Investigating Chromatin-Driven Spindle Assembly in the Drosophila melanogaster syncytial Embryo

Abstract

Faithful segregation of chromosomes between daughter nuclei is crucial for the proliferation of all eukaryotic cells. The process is facilitated by the mitotic spindle, a bipolar array ofmicrotubules (MTs) and associated proteins which exert force on chromosomes to organiseand separate them. It was originally understood that the spindle was nucleated from two centrosomes at opposing poles; however, research has elucidated multiple mechanisms of spindle assembly, active even during centrosomal spindle assembly. Amongst these, chromatin-driven spindle assembly is particularly important in centrosomal tissues and in polycentrosomal cancer cells. To date, chromatin-driven spindle assembly has been observed to require the signalling protein Ran, and a number of spindle assembly factors, including the Augmin complex, HURP, and TPX2. In Drosophila, which lacks a clear homolog of TPX2, HURP is particularly important for this process. This study used cold-induced MT depolymerisation of Drosophila embryos to elucidate the involvement of key microtubule-associated proteins in this pathway of spindle assembly. Members of the γ-Tubulin ring complex were observed to localise to MTs nucleated proximal to chromatin, indicating the likely requirement for the complex for initial MT nucleation during chromatin-driven spindle assembly. Injection of RNA for dHURP truncations prior to observation of this pathway displayed that the protein does not localise to chromatin as previously reported, instead localising to the spindle envelope, which coalesces around chromatin upon MT depolymerisation.
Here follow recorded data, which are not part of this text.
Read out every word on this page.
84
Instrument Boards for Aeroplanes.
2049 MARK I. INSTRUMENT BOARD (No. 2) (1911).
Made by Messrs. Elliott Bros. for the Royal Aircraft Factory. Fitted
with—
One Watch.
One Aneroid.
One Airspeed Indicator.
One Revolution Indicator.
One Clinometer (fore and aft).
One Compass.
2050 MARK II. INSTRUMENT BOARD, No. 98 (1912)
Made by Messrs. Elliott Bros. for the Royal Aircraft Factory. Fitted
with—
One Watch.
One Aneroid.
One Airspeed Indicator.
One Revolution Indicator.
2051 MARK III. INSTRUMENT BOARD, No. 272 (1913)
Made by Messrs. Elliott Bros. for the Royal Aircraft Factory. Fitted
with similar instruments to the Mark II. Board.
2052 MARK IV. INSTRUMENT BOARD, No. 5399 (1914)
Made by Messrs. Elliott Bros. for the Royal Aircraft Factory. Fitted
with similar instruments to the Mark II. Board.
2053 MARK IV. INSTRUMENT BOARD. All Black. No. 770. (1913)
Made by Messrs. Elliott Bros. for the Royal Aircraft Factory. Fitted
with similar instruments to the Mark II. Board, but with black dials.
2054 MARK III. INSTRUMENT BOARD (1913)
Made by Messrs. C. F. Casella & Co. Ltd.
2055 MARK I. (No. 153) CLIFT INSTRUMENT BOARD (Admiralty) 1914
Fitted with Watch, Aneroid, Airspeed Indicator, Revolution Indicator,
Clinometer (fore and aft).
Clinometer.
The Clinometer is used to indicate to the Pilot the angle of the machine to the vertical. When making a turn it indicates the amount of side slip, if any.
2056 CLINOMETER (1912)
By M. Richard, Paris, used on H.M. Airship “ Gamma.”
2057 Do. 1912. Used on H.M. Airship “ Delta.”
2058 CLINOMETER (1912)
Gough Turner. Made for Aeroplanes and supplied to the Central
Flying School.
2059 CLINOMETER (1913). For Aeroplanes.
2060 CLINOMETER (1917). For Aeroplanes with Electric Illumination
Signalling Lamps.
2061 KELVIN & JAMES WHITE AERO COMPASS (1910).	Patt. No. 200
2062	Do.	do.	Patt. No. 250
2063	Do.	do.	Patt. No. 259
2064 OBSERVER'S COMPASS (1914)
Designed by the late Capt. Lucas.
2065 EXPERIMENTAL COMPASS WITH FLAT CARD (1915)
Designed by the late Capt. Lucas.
This observation, in conjunction with immunoprecipitation followed by tandem mass spectrometry (IP-LC-MS/MS) of dHURP truncations to elucidate putative interactors, has inspired a hypothesis for recruitment of SAFs to the vicinity of chromatin via the spindle envelope/matrix its and associated proteins. Finally, investigation of the localisations of processive motors indicated their involvement in this pathway of spindle assembly, and IP-LC-MS/MS elucidated their potential interactors. This thesis provides valuable insight into the dynamics of key microtubule-associated proteins in chromatin-driven spindle assembly.